Recently two things happened - first of all, I deleted an ex-colleague's email account but since I am the CTO and therefore also administrator for our email system - I ended up getting all of the emails delivered to my mail box as the email address was not longer valid but carried our domain name. I was astounded at how many (often pointless but hey that's another story) sites she was actually subscribed to. And one by one I started unsubscribing from those sites. Doing this you quickly discover that all these sites have their own way of doing things - either seemingly purposely hiding where to unsubscribe, to sending you to and fro in their effort to convince you to stay on their site.
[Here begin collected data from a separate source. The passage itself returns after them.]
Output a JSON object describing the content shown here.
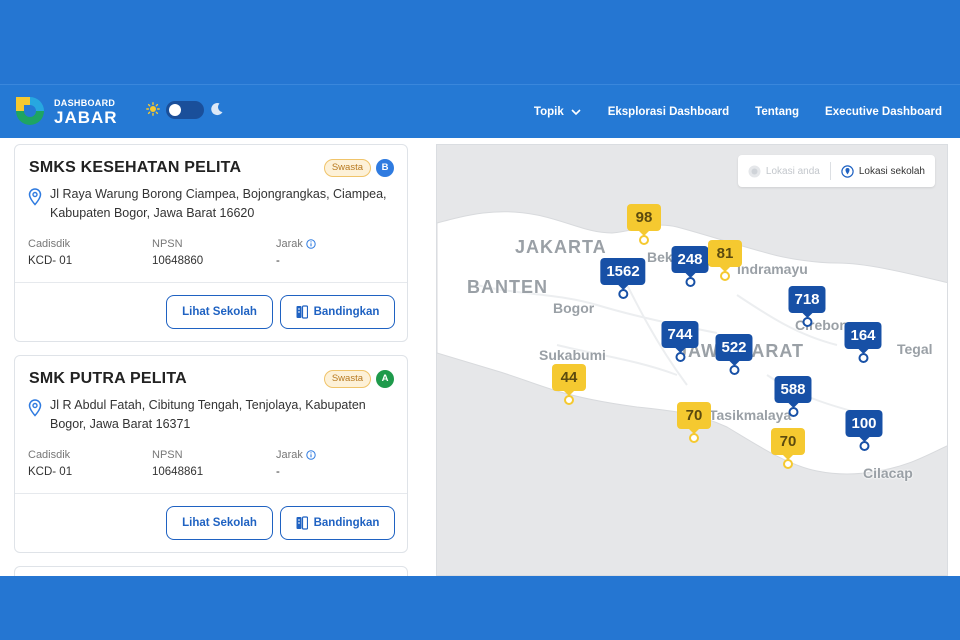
{
  "header": {
    "logo_top": "DASHBOARD",
    "logo_main": "JABAR",
    "nav": [
      {
        "label": "Topik",
        "has_dropdown": true
      },
      {
        "label": "Eksplorasi Dashboard"
      },
      {
        "label": "Tentang"
      },
      {
        "label": "Executive Dashboard"
      }
    ]
  },
  "schools": [
    {
      "name": "SMKS KESEHATAN PELITA",
      "type": "Swasta",
      "grade": "B",
      "grade_color": "#2f7be0",
      "address": "Jl Raya Warung Borong Ciampea, Bojongrangkas, Ciampea, Kabupaten Bogor, Jawa Barat 16620",
      "cadisdik_label": "Cadisdik",
      "cadisdik": "KCD- 01",
      "npsn_label": "NPSN",
      "npsn": "10648860",
      "jarak_label": "Jarak",
      "jarak": "-",
      "view_label": "Lihat Sekolah",
      "compare_label": "Bandingkan"
    },
    {
      "name": "SMK PUTRA PELITA",
      "type": "Swasta",
      "grade": "A",
      "grade_color": "#1e9a4b",
      "address": "Jl R Abdul Fatah, Cibitung Tengah, Tenjolaya, Kabupaten Bogor, Jawa Barat 16371",
      "cadisdik_label": "Cadisdik",
      "cadisdik": "KCD- 01",
      "npsn_label": "NPSN",
      "npsn": "10648861",
      "jarak_label": "Jarak",
      "jarak": "-",
      "view_label": "Lihat Sekolah",
      "compare_label": "Bandingkan"
    }
  ],
  "map": {
    "legend": {
      "my_location": "Lokasi anda",
      "school_location": "Lokasi sekolah"
    },
    "places": [
      "JAKARTA",
      "BANTEN",
      "Bogor",
      "Sukabumi",
      "Indramayu",
      "Cirebon",
      "Tegal",
      "Tasikmalaya",
      "Cilacap",
      "JAWA BARAT",
      "Bekasi"
    ],
    "markers": [
      {
        "value": "98",
        "color": "yellow"
      },
      {
        "value": "1562",
        "color": "blue"
      },
      {
        "value": "248",
        "color": "blue"
      },
      {
        "value": "81",
        "color": "yellow"
      },
      {
        "value": "718",
        "color": "blue"
      },
      {
        "value": "744",
        "color": "blue"
      },
      {
        "value": "522",
        "color": "blue"
      },
      {
        "value": "164",
        "color": "blue"
      },
      {
        "value": "44",
        "color": "yellow"
      },
      {
        "value": "588",
        "color": "blue"
      },
      {
        "value": "70",
        "color": "yellow"
      },
      {
        "value": "100",
        "color": "blue"
      },
      {
        "value": "70",
        "color": "yellow"
      }
    ]
  }
}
The other thing that happened is that we sent out a larger mailing to our own member database, and I instantly got a number of responses from people that were obviously just as frustrated with the unsubscribe process on our end, as I had been in the situation above. But what struck me was that the emails I received were quite often simply rude. "how dare you", or "f... off with your email" were just two examples. I started thinking about why people felt the need to write in that manner, whereas they simply could have written "please remove me"... so I responded in person to a number of these angry emails and lo and behold, got very polite and thankful emails back from real people instead of the ogres I thought them to be from our first "correspondence". It got me thinking about this, specifically on what it is that triggers such an insanely angry email from otherwise perfectly normal folks. And I think I figured it out...As I had experienced myself - apart from the frustration that you feel when these sites make it impossible to leave, you often times do not even get a response when you do write to them. All too often, the companies that you want to unsubscribe from, really don't seem to care whether you exist or not. Once you are on their list, it's probably only a way of claiming higher subscriber numbers that translates to higher advertising fees they can ask for placement on their site. (and this behaviour is definitely NOT limited to obscure little sites, the Twitter's and Facebook's of this world seem to be the worst of all) And it is precisely the fact that people are cottoning on to the fact that they are being used and that at most they are being responded to by an auto-responder - that makes them so incredibly mad. It's like they want to get heard, and keep raising their voices louder and louder to get attention and since no-one replies anyway, you can use the worst language in the world..
But then, if you DO get a normal response, from a real human being - it is right back to a regular conversation where the usual protocol for behaviour applies.
So where does that leave our own procedure? Well - it's now both easy and immediate. We don't want to hold anyone against their will, it's no good for the quality of our site nor for our members to do so. But I will always watch those emails from members come in myself, and respond whenever I see frustration. Because at the end of the day - I strongly believe that even though we live in a digital age, with remote connections and social networks online - we still all want that human connection.